Digital Book World OpeningI am struggling with how to summarize the first day of Digital Book World in a meaningful way. I will first talk about what I am understanding to be the components of today’s world of digital books and then throw out some observations from the day.

Components of the digital book world

So here is my attempt to list the components of the digital book world today:

  1. Traditional players from print publishing: authors, agents, and publishers.
  2. Major retailing platforms: Kindle Store, iBookstore, Nook Book Store, Google Play, Kobo eBooks Store.
  3. Independent retailing platforms (most are iOS apps sold from Apple’s App Store): e.g., Inkling, Storia (Scholastic), Reading Rainbow.
  4. Physical readers and tablets: Kindle and Nook dedicated black and white e-readers, Kindle Fire and Nook HD color tablets, iPad, Android tablets, Windows 8 tablets.
  5. Reader software: Kindle, Nook, iBooks, Kobo, etc.
  6. Digital book file formats: EPUB 2, EPUB 3, MOBI/KF8, iBooks Author, PDF, iOS apps, Android apps, etc.
  7. Digital book authoring tools: MS Word, InDesign, iBooks Author, etc.

Many of these components are changing rapidly. Combine and recombine them all—in their various states of transition—and you have, well, chaos.

A few observations

And now for a few general observations:

  1. Traditional publishers are scared. Look at the chaos described above. Add to it fear of Amazon domination, digital book prices dropping, piracy concerns, competition from non-book media on the tablet platforms, competition from self-publishing authors, and uncertainty about what consumers want in digital books—and you get near panic.
  2. Everybody hates Amazon. Amazon is too big, it has draconian licensing contracts, it uses proprietary digital book formats, and more. No love here for Amazon.
  3. Everybody respects Apple. Apple allows authors to set prices, has robust support for EPUB 3 in addition to its own iBooks Author format, is expanding its stores internationally, and more. Apple is big, but is seen as opening the doors of innovation for everyone’s benefit.
  4. Nobody talks about Barnes & Noble. Well, that’s a little strong. But I think the feel of the conference is that the retail platform game is between Amazon and Apple.

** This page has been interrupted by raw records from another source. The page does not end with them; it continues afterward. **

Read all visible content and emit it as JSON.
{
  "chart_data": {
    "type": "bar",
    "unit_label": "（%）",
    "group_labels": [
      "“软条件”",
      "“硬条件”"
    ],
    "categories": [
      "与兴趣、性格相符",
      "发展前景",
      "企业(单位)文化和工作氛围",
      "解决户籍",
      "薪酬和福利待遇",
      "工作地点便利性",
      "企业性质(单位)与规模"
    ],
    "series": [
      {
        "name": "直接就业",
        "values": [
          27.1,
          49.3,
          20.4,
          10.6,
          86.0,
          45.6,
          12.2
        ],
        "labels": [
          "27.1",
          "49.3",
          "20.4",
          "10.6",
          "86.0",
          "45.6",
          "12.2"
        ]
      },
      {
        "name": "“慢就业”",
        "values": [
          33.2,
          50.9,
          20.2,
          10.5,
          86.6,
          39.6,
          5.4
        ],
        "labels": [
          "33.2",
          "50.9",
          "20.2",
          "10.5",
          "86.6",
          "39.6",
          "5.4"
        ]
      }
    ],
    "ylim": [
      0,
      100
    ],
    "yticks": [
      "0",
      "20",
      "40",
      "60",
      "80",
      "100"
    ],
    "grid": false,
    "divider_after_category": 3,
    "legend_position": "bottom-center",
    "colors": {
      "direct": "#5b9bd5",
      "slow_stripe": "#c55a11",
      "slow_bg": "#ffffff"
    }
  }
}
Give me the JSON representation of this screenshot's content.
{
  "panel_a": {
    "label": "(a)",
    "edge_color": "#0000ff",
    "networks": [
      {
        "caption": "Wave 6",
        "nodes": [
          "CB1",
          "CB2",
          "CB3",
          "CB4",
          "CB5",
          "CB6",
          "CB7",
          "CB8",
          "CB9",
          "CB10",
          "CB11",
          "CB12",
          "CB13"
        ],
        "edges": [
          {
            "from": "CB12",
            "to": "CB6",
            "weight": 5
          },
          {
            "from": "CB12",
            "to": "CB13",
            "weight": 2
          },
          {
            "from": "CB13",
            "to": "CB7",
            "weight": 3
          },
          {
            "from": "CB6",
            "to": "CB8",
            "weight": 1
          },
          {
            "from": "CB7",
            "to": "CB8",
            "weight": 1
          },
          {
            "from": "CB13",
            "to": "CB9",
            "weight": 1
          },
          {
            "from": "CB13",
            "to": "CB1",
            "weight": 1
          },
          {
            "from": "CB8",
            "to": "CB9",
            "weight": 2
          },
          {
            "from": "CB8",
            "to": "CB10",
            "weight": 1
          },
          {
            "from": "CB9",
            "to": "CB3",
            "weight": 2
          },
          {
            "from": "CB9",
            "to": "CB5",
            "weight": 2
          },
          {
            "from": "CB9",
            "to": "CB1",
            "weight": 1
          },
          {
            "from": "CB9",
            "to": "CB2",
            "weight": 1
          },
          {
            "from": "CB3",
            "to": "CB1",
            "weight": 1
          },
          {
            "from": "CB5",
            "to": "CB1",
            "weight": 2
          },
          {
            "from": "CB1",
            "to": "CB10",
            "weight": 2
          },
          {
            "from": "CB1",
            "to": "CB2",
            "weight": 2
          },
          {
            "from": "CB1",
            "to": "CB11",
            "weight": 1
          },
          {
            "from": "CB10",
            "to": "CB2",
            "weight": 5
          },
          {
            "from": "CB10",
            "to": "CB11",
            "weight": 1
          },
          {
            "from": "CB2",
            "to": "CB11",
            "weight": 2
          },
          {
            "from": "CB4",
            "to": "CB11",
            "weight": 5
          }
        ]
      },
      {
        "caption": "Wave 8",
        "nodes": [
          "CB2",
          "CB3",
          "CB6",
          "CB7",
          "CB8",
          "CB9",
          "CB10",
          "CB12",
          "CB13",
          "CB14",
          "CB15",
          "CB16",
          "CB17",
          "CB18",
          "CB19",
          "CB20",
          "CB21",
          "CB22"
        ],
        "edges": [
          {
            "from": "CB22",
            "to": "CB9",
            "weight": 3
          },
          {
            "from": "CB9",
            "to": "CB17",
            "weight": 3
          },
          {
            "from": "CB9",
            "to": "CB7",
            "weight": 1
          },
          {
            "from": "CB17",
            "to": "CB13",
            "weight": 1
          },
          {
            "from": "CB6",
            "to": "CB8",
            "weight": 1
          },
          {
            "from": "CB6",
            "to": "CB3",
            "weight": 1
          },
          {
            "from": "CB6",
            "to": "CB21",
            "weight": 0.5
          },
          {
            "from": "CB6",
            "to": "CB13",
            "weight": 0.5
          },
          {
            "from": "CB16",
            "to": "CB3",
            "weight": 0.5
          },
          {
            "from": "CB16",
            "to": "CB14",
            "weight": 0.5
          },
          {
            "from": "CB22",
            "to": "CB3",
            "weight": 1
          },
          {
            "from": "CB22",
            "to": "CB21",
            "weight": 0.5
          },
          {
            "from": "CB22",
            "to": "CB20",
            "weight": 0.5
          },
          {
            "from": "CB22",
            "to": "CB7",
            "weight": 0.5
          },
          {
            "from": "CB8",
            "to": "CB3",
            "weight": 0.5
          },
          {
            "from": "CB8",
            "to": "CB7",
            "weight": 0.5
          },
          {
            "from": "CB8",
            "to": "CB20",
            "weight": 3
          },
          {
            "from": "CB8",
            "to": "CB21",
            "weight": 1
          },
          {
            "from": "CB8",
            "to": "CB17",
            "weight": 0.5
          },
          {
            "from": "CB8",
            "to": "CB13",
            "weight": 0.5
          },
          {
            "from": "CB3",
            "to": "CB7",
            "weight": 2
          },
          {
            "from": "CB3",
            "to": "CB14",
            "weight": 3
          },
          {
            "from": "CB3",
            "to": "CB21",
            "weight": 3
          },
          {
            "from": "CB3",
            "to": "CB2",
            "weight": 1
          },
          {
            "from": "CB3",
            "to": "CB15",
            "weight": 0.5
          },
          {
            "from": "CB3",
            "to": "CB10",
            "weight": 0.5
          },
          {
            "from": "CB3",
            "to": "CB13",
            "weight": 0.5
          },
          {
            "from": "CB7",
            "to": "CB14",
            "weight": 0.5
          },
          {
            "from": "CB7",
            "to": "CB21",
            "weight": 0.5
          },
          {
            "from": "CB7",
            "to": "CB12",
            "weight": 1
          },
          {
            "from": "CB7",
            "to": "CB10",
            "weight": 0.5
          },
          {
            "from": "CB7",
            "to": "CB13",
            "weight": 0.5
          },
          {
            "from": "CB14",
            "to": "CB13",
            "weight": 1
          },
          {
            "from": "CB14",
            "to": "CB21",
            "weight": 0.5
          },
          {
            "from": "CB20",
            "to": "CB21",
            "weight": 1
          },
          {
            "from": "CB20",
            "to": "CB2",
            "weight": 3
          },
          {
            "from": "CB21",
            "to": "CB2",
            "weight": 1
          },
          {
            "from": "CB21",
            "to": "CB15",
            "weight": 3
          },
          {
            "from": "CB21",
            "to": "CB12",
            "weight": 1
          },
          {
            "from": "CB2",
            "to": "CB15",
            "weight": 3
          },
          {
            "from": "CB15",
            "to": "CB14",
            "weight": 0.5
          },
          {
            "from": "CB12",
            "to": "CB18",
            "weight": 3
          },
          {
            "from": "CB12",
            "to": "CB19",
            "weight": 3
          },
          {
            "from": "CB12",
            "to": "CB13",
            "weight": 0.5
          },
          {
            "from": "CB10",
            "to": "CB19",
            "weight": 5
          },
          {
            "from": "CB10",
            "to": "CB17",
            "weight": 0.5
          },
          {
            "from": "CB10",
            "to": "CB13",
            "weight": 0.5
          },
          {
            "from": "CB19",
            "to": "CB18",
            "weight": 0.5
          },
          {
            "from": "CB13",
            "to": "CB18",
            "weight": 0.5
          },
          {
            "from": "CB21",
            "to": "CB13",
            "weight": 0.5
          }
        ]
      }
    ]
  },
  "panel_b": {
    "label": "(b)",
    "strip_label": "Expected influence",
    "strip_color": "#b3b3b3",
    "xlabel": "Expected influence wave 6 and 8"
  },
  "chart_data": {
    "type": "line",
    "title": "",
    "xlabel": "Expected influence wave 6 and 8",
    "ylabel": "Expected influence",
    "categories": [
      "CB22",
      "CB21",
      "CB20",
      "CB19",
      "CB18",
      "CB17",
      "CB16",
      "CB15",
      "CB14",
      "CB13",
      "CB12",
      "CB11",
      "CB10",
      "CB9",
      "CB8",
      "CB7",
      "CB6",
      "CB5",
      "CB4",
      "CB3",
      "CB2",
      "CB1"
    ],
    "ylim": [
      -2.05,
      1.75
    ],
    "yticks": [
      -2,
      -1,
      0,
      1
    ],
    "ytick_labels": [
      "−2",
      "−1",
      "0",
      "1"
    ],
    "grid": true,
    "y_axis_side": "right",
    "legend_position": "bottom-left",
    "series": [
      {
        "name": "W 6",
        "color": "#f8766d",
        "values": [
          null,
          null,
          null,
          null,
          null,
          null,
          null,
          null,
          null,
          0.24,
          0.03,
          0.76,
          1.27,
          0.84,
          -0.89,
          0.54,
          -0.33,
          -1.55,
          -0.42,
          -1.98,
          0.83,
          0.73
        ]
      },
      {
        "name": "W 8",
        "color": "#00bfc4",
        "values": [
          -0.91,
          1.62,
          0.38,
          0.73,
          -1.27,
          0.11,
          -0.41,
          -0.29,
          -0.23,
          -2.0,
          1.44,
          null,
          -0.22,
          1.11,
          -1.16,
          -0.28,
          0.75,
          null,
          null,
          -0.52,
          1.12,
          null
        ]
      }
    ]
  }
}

This is a kind of sense of the conference. More tomorrow.

End Flourish

One Response to Digital Book World: Day One

  1. robertworstell says:

    Very good, Todd, thanks. Wish I were there – but that’s the magic of blogging.

    It does seem that Amazon is shooting its feet to shreds, and explains the reticence of authors to use their POD arm to publish books (and the Tim Ferris marketing response).

    Your observations about Apple and B&N hold true anecdotally with their sales. iBookstore favors new and unknown authors. B&N is invisible with self-publishers – unless your book is already selling well on other platforms, a chicken and egg problem.